There’s quite a bit of additional money that is going to go for actual groundwater projects, and that will probably happen more over time. Some of that is to clean up groundwater basins that have chemicals in the water that make it unusable. We’ll probably also see some additional investments in sustainability efforts.
Water Deeply: Does this spending so far tell you anything about what we might expect in 2018?
Hanak: I think we’re continuing to see progress on safe drinking water in small communities. One of the things that is going to be on the legislative agenda is looking for some additional complementary funding to support operations and maintenance of projects [around safe drinking water].
We have some bond funds available and some other [funding] sources but those are almost always for the capital investments to upgrade these systems, and they don’t cover operations and maintenance. What folks have highlighted is that there is also a need to have funding available to support these communities on an ongoing basis, because many of them are quite small and very low-income. They can’t always fund the operations and maintenance on their own.
That was already under discussion in the legislature this past year. The idea in the proposal that is on the table now, in the bill’s current form, is a cost-sharing between the agricultural sector, which would provide some funding through taxes on fertilizer, and the urban sector, which would provide funding through a surcharge on people’s monthly water bills.
Water Deeply: Gov. Jerry Brown issued an executive order in 2015 in which he said that all new projects needed to take climate change into account. Are those considerations having any effect on which projects and areas are getting funding?

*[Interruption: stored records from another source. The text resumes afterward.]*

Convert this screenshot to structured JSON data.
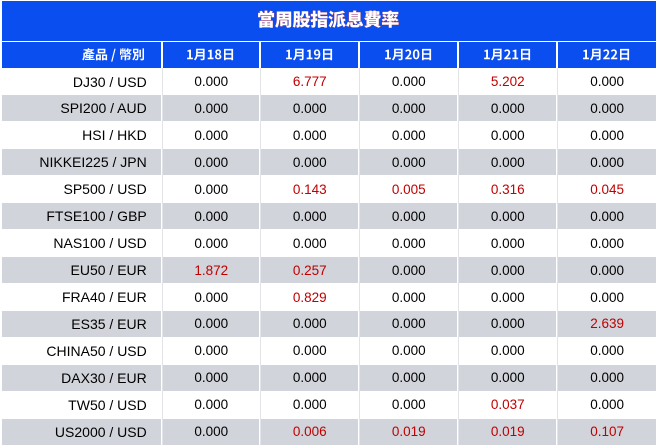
{
  "title": {
    "text": "當周股指派息費率",
    "bar_color": "#0B4EF0",
    "text_color": "#FFFFFF",
    "outline_color": "#D42020"
  },
  "header": {
    "product_label": "產品 / 幣別",
    "dates": [
      "1月18日",
      "1月19日",
      "1月20日",
      "1月21日",
      "1月22日"
    ],
    "bg_color": "#0B4EF0",
    "text_color": "#FFFFFF"
  },
  "table": {
    "alt_row_bg": "#D1D4DA",
    "zero_value_color": "#000000",
    "nonzero_value_color": "#C00000",
    "rows": [
      {
        "product": "DJ30 / USD",
        "values": [
          "0.000",
          "6.777",
          "0.000",
          "5.202",
          "0.000"
        ]
      },
      {
        "product": "SPI200 / AUD",
        "values": [
          "0.000",
          "0.000",
          "0.000",
          "0.000",
          "0.000"
        ]
      },
      {
        "product": "HSI / HKD",
        "values": [
          "0.000",
          "0.000",
          "0.000",
          "0.000",
          "0.000"
        ]
      },
      {
        "product": "NIKKEI225 / JPN",
        "values": [
          "0.000",
          "0.000",
          "0.000",
          "0.000",
          "0.000"
        ]
      },
      {
        "product": "SP500 / USD",
        "values": [
          "0.000",
          "0.143",
          "0.005",
          "0.316",
          "0.045"
        ]
      },
      {
        "product": "FTSE100 / GBP",
        "values": [
          "0.000",
          "0.000",
          "0.000",
          "0.000",
          "0.000"
        ]
      },
      {
        "product": "NAS100 / USD",
        "values": [
          "0.000",
          "0.000",
          "0.000",
          "0.000",
          "0.000"
        ]
      },
      {
        "product": "EU50 / EUR",
        "values": [
          "1.872",
          "0.257",
          "0.000",
          "0.000",
          "0.000"
        ]
      },
      {
        "product": "FRA40 / EUR",
        "values": [
          "0.000",
          "0.829",
          "0.000",
          "0.000",
          "0.000"
        ]
      },
      {
        "product": "ES35 / EUR",
        "values": [
          "0.000",
          "0.000",
          "0.000",
          "0.000",
          "2.639"
        ]
      },
      {
        "product": "CHINA50 / USD",
        "values": [
          "0.000",
          "0.000",
          "0.000",
          "0.000",
          "0.000"
        ]
      },
      {
        "product": "DAX30 / EUR",
        "values": [
          "0.000",
          "0.000",
          "0.000",
          "0.000",
          "0.000"
        ]
      },
      {
        "product": "TW50 / USD",
        "values": [
          "0.000",
          "0.000",
          "0.000",
          "0.037",
          "0.000"
        ]
      },
      {
        "product": "US2000 / USD",
        "values": [
          "0.000",
          "0.006",
          "0.019",
          "0.019",
          "0.107"
        ]
      }
    ]
  },
  "chart_data": {
    "type": "table",
    "title": "當周股指派息費率",
    "columns": [
      "產品 / 幣別",
      "1月18日",
      "1月19日",
      "1月20日",
      "1月21日",
      "1月22日"
    ],
    "rows": [
      [
        "DJ30 / USD",
        "0.000",
        "6.777",
        "0.000",
        "5.202",
        "0.000"
      ],
      [
        "SPI200 / AUD",
        "0.000",
        "0.000",
        "0.000",
        "0.000",
        "0.000"
      ],
      [
        "HSI / HKD",
        "0.000",
        "0.000",
        "0.000",
        "0.000",
        "0.000"
      ],
      [
        "NIKKEI225 / JPN",
        "0.000",
        "0.000",
        "0.000",
        "0.000",
        "0.000"
      ],
      [
        "SP500 / USD",
        "0.000",
        "0.143",
        "0.005",
        "0.316",
        "0.045"
      ],
      [
        "FTSE100 / GBP",
        "0.000",
        "0.000",
        "0.000",
        "0.000",
        "0.000"
      ],
      [
        "NAS100 / USD",
        "0.000",
        "0.000",
        "0.000",
        "0.000",
        "0.000"
      ],
      [
        "EU50 / EUR",
        "1.872",
        "0.257",
        "0.000",
        "0.000",
        "0.000"
      ],
      [
        "FRA40 / EUR",
        "0.000",
        "0.829",
        "0.000",
        "0.000",
        "0.000"
      ],
      [
        "ES35 / EUR",
        "0.000",
        "0.000",
        "0.000",
        "0.000",
        "2.639"
      ],
      [
        "CHINA50 / USD",
        "0.000",
        "0.000",
        "0.000",
        "0.000",
        "0.000"
      ],
      [
        "DAX30 / EUR",
        "0.000",
        "0.000",
        "0.000",
        "0.000",
        "0.000"
      ],
      [
        "TW50 / USD",
        "0.000",
        "0.000",
        "0.000",
        "0.037",
        "0.000"
      ],
      [
        "US2000 / USD",
        "0.000",
        "0.006",
        "0.019",
        "0.019",
        "0.107"
      ]
    ]
  }
}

Hanak: I would say that there is a lot of awareness of climate change and the possible impacts that it will have on the water sector in California. One of the things that all of the models are quite confident about is that – and we’ve already seen this – the state is getting warmer. That is going to shrink the size of our mountain snowpack. I think that some of the interest that you see in Prop. 1 reflects that concern of augmenting our other kinds of storage, which includes surface reservoirs and underground storage.
The debates are really about where are the right spots and which are the most cost-effective projects. But I think that there is agreement among all of the parties that we have to manage our storage system differently as the climate changes. You’re seeing that both in the state bond spending, but also in the way local and regional water managers are approaching their systems.